Медленно, лениво прошли мимо два милиционера. Повернули, подошли с двух сторон, козырнули.
— Извините… Растопырьте, пожалуйста, пальцы левой руки.
Он послушно вытянул перед собой левую руку, раздвинул пальцы. Они переглянулись. Еще раз козырнули, ушли.

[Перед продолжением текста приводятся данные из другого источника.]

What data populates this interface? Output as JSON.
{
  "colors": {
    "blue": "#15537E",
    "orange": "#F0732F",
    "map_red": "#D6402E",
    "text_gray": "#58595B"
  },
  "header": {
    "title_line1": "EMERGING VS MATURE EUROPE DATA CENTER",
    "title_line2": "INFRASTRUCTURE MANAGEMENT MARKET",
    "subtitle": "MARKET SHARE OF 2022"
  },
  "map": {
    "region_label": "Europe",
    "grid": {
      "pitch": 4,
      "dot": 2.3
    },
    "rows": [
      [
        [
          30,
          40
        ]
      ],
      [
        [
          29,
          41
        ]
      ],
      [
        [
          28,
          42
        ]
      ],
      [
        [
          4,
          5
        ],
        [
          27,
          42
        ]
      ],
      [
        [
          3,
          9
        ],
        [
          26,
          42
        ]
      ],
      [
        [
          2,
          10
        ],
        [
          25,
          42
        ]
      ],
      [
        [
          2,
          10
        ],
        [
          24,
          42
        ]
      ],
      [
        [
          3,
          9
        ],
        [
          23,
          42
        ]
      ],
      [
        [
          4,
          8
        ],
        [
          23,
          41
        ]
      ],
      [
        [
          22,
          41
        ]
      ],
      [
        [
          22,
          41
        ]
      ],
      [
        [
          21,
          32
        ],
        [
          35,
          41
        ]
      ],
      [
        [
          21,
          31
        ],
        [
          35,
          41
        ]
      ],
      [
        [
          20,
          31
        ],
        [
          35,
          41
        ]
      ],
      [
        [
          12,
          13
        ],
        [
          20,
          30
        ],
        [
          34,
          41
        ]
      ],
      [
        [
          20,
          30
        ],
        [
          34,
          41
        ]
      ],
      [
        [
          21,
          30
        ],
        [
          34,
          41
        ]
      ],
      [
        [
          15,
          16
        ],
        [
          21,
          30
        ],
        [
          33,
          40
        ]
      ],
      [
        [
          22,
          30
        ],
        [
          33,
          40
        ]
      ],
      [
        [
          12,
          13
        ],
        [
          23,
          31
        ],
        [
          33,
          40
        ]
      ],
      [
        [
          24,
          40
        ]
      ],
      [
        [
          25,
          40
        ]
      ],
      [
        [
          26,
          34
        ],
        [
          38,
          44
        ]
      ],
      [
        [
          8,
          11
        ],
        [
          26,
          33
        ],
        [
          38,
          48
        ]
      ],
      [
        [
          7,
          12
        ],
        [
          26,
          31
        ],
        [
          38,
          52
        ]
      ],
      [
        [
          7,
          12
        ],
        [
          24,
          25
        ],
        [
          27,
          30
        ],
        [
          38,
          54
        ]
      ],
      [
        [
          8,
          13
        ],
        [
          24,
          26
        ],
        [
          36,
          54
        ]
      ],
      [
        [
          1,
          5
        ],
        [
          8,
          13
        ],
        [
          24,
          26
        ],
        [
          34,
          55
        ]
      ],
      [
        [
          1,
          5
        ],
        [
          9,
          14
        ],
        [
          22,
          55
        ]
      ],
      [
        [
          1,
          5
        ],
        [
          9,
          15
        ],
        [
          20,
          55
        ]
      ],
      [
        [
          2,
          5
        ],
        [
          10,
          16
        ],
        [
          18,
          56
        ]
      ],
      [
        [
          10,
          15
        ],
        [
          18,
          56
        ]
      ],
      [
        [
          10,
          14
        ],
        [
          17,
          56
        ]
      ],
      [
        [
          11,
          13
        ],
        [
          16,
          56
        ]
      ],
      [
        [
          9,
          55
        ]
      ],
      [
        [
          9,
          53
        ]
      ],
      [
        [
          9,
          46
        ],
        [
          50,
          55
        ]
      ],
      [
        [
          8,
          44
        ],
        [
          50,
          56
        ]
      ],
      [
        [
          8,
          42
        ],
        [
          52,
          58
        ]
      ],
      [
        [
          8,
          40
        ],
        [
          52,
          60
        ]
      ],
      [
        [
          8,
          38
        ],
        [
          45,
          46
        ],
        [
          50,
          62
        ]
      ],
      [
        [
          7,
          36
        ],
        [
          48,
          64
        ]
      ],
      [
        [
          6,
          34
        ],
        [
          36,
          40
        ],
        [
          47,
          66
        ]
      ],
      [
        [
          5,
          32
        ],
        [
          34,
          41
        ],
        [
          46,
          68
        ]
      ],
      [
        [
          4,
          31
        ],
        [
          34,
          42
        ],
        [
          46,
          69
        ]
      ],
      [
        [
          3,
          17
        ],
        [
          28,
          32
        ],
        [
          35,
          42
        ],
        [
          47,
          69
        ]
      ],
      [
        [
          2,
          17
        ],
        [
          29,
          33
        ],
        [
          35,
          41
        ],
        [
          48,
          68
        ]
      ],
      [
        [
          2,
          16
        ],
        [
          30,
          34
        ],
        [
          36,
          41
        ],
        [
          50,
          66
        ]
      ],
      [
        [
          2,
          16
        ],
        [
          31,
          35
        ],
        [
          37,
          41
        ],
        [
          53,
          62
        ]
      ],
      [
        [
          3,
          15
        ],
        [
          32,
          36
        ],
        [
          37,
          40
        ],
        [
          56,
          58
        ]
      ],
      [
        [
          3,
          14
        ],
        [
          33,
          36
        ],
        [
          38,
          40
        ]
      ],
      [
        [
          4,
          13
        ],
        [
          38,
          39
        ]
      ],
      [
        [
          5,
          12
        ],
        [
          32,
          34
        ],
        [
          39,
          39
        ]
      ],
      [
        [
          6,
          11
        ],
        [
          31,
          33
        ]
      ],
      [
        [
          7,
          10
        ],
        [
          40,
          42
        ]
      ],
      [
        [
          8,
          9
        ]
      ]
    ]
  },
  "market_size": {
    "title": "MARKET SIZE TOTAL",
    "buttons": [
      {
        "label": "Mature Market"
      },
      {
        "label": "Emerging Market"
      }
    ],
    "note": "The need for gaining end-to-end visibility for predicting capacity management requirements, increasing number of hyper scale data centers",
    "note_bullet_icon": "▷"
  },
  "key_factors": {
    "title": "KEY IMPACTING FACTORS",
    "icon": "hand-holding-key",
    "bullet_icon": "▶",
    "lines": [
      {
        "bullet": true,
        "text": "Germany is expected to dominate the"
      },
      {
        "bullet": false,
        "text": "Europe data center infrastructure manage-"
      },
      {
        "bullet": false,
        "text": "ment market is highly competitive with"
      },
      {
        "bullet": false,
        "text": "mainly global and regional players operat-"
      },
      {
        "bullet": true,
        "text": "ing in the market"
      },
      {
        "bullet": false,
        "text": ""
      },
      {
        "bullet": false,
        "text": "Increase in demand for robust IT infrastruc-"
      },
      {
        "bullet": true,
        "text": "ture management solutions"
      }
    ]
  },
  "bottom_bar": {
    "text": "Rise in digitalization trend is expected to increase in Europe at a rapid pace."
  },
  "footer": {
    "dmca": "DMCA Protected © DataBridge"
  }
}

…Теплоход разворачивался. Открылось небо. Два зеленых берега, сходясь далеко впереди, создавали широкую панораму зубчатых лесов. Цвета начищенной бронзы закат просвечивал сквозь многослойные, движущиеся с разной скоростью, сизые и густо-синие, почти черные тучи. И Фомичеву казалось, что там, впереди, вдали, все значительно красивее, богаче. Но сколько бы теплоход ни шел — все те же плоские берега текли справа и слева, и тальник, редкий сосняк, лиственница. Но он почему-то не огорчался этому. Скорее наоборот. Чего уж тут?.. Чем богаты, тем и рады! Свое ведь, верно? Хорошее ли, плохое — свое. Так? «Это часть моей родины, — думал Фомичев, — моя родина…» Правда, в его размышлениях чувствовалась некая вопросительная интонация, которой он хотя и пытался сопротивляться, но… «Моя! Моя! Я из песка, глины ее сотворен, из ее хлорофилла, из ее таблицы Менделеева. Даже химизм у нас одинаковый. Моя — с ее солью и сахаром, хлебом и салом, с рыбинами ее, живыми и плывущими вверх мутно-белым брюшком, с ее зверьем, диким и притворяющимся ручным… Моя! Моя!.. — утверждал он, одновременно и с убежденностью и с сомнением. — Моя!..» Но какое сомнение? Почему? Что произошло? Что изменилось в нем, в его жизни? Разве недостаточно он повкалывал на морозе? Разве не доказал уже свою связь с родиной, свое право считать себя частью ее? А разве там, в Москве, он бездельничать собирается? Разве там, дома, меньше он посвящать себя будет ей, своей земле? Его обидели, больно обидели… Плюнули! Так что же он должен теперь сделать? Утереться? А может, поступить, как Анатолий? Вообразить себя птицей и прыгнуть в никуда? Может, это лучше, смелей? Честнее? Но нет, нет! Не может того быть, чтобы Толя… Чтобы он…
Одно лишь небо, пожалуй, не обманывало своих зрителей. В том числе и Фомичева. Оно и вправду напоминало театр, рассчитывающий на шумный зрительский успех. Движение великих судеб, борьба какая-то чудились в небе. И все менялось, менялось. То зло побеждало, то торжествовало добро… То передышка, изнеможенность… И летели порой на фоне великанских туч, на фоне гигантских облачных конфликтов утки. Статистки, кордебалет… Гуляли по палубам, сидели на скамейках, любуясь закатом, пассажиры. Разговаривали, вспоминали.